Usted está aquí: jueves 20 de marzo de 2008 Ciencias Astrónomos encuentran gas natural en un planeta extrasolar

■ Hallazgo sin precedente e importante en la búsqueda de vida fuera del Sistema Solar

Astrónomos encuentran gas natural en un planeta extrasolar

■ Expertos descartan origen biológico del metano descubierto, debido a las altas temperaturas registradas en el astro

■ La técnica aplicada servirá para estudiar cuerpos más pequeños y fríos

Dpa

Ampliar la imagen Impresión artística del planeta extrasolar que orbita a 63 años luz de la Tierra, en cuya atmósfera los astrónomos hallaron gas metano Impresión artística del planeta extrasolar que orbita a 63 años luz de la Tierra, en cuya atmósfera los astrónomos hallaron gas metano Foto: Reuters

Garching, Alemania/ Londres, 19 de marzo. Por primera vez, los astrónomos detectaron la presencia de gas natural en un planeta extrasolar, informó hoy el Centro Europeo Hubble en la ciudad alemana de Garching, cerca de Munich.

Con la ayuda del telescopio espacial Hubble, los expertos descubrieron metano en el exoplaneta HD 189733b de la constelación de Vulpecula, a 63 años luz de la Tierra.

Se trata de la primera evidencia de la presencia de una molécula orgánica en un planeta lejano, indicó el centro alemán. El descubrimiento es un importante paso en la búsqueda de indicios de vida en planetas extrasolares.

El metano es el principal componente del gas natural y su presencia fue comprobada en la mayoría de los planetas del Sistema Solar.

Bajo determinadas condiciones puede tener un papel clave en la generación de vida, subrayaron los astrónomos, que descartan en el caso del exoplaneta investigado el origen biológico del metano, ya que este gigante gaseoso registra temperaturas de alrededor de 900 grados Celsius, equivalente al punto de fusión de la plata.

“La atmósfera del planeta es demasiado caliente inclusive para las formas de vida más resistentes, al menos para lo que conocemos en la Tierra como especie viviente”, explicó Giovanna Tinetti del Colegio Universitario de Londres, coautora de un informe publicado en la revista científica británica Nature (volumen 452, página 329).

Sin embargo, la investigación muestra que con la técnica aplicada también se podrían detectar moléculas orgánicas en exoplanetas más fríos y pequeños, subrayó el director del estudio, Mark Swain, de la agencia espacial estadunidense NASA.

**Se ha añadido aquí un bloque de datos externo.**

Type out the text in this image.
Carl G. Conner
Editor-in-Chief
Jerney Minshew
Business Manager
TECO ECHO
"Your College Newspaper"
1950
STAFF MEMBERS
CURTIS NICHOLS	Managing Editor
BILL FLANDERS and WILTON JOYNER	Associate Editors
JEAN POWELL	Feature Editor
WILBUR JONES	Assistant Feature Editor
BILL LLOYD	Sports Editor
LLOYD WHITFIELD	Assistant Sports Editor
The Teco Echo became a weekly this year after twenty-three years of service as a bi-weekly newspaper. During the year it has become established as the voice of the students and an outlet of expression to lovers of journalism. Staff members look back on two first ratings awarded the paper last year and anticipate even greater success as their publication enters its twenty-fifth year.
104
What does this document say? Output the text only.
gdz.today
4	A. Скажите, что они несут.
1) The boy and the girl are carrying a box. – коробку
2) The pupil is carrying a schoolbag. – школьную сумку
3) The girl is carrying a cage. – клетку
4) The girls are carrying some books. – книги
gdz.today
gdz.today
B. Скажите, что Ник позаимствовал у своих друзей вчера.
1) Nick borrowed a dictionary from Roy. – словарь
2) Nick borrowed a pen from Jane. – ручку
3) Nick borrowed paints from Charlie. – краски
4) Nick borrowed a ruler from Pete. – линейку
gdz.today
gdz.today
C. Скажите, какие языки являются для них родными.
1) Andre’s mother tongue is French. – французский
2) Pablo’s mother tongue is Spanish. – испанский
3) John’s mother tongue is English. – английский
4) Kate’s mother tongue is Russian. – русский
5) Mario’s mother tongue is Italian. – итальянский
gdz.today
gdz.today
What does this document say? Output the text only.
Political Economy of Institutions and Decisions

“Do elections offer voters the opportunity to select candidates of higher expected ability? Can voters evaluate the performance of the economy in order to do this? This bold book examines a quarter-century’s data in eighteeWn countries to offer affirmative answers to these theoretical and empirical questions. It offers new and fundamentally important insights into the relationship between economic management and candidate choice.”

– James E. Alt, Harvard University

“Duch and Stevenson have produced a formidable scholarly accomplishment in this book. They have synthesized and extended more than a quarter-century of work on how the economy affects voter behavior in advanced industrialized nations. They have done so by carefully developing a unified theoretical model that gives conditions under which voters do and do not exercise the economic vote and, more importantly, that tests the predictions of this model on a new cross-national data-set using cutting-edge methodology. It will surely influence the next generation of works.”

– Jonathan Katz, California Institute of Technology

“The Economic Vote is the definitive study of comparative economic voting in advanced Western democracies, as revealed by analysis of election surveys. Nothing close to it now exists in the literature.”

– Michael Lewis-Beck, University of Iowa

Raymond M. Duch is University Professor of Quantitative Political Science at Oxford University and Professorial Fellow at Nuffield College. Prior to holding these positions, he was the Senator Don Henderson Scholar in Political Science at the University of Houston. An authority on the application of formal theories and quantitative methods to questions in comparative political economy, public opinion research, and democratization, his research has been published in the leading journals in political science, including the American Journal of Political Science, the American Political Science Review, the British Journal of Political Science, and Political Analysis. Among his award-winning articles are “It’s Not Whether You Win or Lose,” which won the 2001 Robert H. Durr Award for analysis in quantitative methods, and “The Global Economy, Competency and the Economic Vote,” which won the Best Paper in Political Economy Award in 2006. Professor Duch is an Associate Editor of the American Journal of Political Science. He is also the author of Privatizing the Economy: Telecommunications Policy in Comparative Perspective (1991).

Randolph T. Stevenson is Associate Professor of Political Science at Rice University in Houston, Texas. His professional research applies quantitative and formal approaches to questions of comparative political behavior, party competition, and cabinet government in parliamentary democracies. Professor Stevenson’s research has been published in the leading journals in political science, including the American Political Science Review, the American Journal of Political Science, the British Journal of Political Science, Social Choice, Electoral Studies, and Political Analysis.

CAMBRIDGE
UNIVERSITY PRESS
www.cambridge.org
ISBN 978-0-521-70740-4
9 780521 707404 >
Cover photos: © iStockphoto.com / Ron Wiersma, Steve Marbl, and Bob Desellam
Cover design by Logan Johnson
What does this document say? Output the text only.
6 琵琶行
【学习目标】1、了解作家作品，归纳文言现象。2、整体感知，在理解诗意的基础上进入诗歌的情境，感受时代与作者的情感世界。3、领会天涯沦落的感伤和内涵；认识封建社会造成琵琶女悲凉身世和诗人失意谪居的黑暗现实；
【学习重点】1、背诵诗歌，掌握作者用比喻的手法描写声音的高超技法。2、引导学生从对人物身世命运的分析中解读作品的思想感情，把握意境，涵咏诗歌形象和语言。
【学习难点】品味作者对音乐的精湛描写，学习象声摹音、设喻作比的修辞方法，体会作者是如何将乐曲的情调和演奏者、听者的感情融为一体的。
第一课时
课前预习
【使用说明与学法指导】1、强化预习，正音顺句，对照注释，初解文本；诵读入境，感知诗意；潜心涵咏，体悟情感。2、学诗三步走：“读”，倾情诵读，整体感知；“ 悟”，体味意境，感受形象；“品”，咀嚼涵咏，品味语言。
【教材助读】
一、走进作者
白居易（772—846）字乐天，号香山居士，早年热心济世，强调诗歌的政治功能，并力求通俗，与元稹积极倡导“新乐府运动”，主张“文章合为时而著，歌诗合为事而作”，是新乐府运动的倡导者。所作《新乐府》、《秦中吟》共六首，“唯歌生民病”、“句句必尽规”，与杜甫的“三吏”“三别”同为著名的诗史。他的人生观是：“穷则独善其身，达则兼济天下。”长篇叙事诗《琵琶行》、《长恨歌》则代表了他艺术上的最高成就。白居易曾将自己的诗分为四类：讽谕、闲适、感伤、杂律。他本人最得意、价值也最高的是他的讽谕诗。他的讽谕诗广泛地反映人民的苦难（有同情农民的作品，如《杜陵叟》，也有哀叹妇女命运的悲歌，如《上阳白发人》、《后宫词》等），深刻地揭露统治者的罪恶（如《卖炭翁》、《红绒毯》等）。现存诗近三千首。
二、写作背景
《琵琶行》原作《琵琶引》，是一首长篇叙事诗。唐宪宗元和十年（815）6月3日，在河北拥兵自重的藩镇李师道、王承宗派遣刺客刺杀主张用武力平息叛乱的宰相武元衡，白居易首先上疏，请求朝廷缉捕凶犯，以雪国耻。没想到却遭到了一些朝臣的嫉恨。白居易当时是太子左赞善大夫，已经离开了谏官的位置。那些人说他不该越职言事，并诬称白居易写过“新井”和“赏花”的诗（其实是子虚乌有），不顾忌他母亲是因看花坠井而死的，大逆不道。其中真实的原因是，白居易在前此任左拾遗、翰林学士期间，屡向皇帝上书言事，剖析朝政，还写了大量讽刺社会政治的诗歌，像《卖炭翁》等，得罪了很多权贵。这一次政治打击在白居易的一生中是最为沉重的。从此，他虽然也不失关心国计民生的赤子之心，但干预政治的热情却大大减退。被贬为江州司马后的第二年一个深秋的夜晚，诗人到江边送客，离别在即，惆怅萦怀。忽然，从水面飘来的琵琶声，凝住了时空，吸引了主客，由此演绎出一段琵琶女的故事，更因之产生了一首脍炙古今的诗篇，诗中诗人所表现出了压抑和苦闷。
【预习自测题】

El HD 189733b es uno de los alrededor de 280 exoplanetas conocidos. Tiene el tamaño aproximado de Júpiter, pero completa una órbita alrededor de su sol en sólo dos días.

El año pasado, los astrónomos detectaron la presencia de moléculas de agua. Esta información fue confirmada mediante el Hubble.

Los científicos midieron qué proporción de la luz del Sol es absorbida por la atmósfera del planeta, cuando, visto desde la Tierra, éste pasa justo delante de su sol. A partir de ello se pueden determinar sustancias químicas, ya que absorben determinadas longitudes de onda de la luz.

Estrella recién nacida

Los ingredientes básicos para la química de la vida están ampliamente difundidos en el espacio: recientemente, otros astrónomos descubrieron agua y grandes cantidades de moléculas orgánicas en la nube de gas y polvo alrededor de un joven sol de la constelación Tauro, donde posiblemente se formarán alguna vez planetas (Science, volumen 319).

Con una edad de menos de un millón de años, la estrella AA Tauri es una “recién nacida”, si se tienen en cuenta magnitudes cósmicas.

Estas observaciones, realizadas con el telescopio espacial Spitzer, mostraron además que en el disco protoplanetario alrededor de AA Tauri hay más sustancias orgánicas que en las nubes moleculares interestelares, a partir de las cuales se forman nuevos sistemas solares.

“Esto es una prueba de una activa química orgánica dentro del disco, que forma y enriquece esas moléculas”, explicó John Carr, del laboratorio de investigaciones de la Marina estadunidense en Washington.

También nuestro Sistema Solar era en el pasado mucho más rico en sustancias orgánicas que lo que se creía hasta ahora, y los meteoritos podrían haber ofrecido la aportación decisiva para el inicio de la vida sobre la Tierra. Esta teoría se desprende del análisis de dos meteoritos de los inicios del Sistema Solar, que fueron recuperados en la Antártida.

En estos raros meteoritos, los astrónomos –encabezados por Zita Martins, del colegio Imperial Londinense– midieron la mayor concentración de aminoácidos que jamás fue registrada en un meteorito.

Los aminoácidos son los “ladrillos” fundamentales de la vida.

“Nuestro trabajo demostró que los aminoácidos y otras sustancias útiles biológicas presentes en los meteoritos podrían haber puesto en marcha la vida en este planeta”, explicó Martins.